Anyway, the outsourced helpdesk has a solid incident management process in place, the Service Request handling IT function is decent. The other groups are mostly still on various Excel Sheets in various formats. Hard to share information, no knowledge base in place, impossible for users to do any type of self service. Users will contact various groups at the wrong times, groups will pass user incidents to each other without keeping a audit trail of the progress, etc.
Asset/Config Management - IT groups keeping track of their items with excel lists. No single master list exists.
Change Management - Each team in IT has their own methods. Pretty random.
We have been looking at various Asset Management tools on the market, for example BMC and CA tools, and we are impressed by the CMDB they involve. In fact, we think it would be very difficult to implement any kind of Asset and Configuration management without a similar tool.
Is that the case for most of you?
Also, does anyone know of some common measureable quick wins from implementing simple Incident Management?
Most organizations will have a Service Delivery Organization in place. It may be called something else, and may be based on the older OSI FCAPS model.
I am on my third ITIL process implementation project. My Best Practice approach (very high level) is as:
1. Review and document (high level) existing functionality and capability within the current Service Delivery Organization.

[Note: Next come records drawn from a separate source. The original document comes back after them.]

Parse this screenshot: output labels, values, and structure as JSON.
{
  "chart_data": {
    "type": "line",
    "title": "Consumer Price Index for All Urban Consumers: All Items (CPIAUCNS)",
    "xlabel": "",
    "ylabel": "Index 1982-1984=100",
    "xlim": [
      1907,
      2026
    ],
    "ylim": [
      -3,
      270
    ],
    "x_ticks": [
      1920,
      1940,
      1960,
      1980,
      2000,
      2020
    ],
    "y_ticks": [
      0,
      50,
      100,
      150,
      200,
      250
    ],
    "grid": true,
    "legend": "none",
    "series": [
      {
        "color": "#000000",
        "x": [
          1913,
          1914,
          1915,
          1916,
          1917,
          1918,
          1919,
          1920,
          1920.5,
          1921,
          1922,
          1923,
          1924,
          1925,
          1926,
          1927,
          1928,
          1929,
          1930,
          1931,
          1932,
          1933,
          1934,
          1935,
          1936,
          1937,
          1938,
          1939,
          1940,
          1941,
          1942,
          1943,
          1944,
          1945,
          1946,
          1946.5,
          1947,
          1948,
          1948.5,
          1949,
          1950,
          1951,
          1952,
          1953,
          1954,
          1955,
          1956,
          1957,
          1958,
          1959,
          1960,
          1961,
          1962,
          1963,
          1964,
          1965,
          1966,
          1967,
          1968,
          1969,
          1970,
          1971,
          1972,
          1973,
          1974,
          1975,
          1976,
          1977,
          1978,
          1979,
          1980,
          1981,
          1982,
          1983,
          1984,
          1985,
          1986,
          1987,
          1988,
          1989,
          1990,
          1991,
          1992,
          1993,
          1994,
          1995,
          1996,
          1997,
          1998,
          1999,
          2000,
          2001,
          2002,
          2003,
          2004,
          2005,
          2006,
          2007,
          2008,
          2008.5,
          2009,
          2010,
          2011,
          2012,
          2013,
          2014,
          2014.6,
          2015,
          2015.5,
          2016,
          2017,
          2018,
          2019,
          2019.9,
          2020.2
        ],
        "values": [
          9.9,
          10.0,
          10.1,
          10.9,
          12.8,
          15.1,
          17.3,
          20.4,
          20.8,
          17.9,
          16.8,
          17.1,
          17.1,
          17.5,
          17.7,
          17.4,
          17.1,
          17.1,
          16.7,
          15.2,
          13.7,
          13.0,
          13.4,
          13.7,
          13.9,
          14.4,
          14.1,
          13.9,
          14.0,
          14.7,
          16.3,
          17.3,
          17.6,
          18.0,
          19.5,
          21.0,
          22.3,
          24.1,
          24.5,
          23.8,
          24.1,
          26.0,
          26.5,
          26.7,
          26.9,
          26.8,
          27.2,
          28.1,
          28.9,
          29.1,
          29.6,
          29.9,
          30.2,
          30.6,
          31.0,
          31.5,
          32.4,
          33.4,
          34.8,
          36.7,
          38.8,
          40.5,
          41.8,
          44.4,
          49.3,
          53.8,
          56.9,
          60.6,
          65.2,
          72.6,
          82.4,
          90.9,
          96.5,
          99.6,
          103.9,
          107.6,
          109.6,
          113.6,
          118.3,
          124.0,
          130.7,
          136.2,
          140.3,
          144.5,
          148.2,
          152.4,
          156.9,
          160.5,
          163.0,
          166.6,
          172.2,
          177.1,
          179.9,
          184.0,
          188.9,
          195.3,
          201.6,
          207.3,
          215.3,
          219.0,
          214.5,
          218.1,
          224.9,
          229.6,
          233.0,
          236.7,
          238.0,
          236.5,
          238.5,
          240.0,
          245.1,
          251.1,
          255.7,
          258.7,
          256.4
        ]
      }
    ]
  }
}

2. Perform Gap Analysis using CMM against the end state ITIL Process model. Though CMM is primarily used for process maturity rating, it can be stretched to cover organization (staffing, skill sets, org structure) agains the the ITIL RACI chart, and for technology (coverage, effectiveness, process mapping, etc.). Consider Business Alignment as another factor for analysis.
3. Review Gap Analysis results with Executive Level Sponsor to estimate costs, resources and implementation schedule.
4. Generate an Implementation Plan (Overall to begin with) focussing on quick hit improvements and migration to ITIL which will have an immediate and significant positive impact on Service Delivery. This will help with the business justification aspect. Be EXTREMELY REALISTIC.
5. Upon approval from the Exec. Level Sponsor, detail Implementation Plan in to sections covering each required ITIL process within Service Desk and Service Delivery and the implementation schedule, usually 6 months, 12 months and 24 months. The objective is that all ITIL processes must achieve a CMM level 3-4 rating at the end of 24 months.
6. Use a Project Management Information System (like Primavera or MS Project Server) to manage all action items (project taks), resources, costs, and schedules.
7. Use either COBIT or PRINCE2 for Program Governance of the entire project.
8. Develop and implementation a documentation standard:
Level 1 – Logical
Level 2 – Detail Logical
Level 3 – Work Instructions
I also use Quickplace to store all documentation centrally.
9. Develop a training plan for ITIL training and certification. Ultimately all ITIL Process owners/managers should be certified at the Manager level for their respective processes. Include within the OCM (Organizational Change Management) Plan.
10. Manage the entire project closely and tightly, else failure is guaranteed.
11. Towards the end of project, document tangible and intangible benefits of implementation to determine and claim project success.
12. Upon project completion, implement process for Continuous Improvement.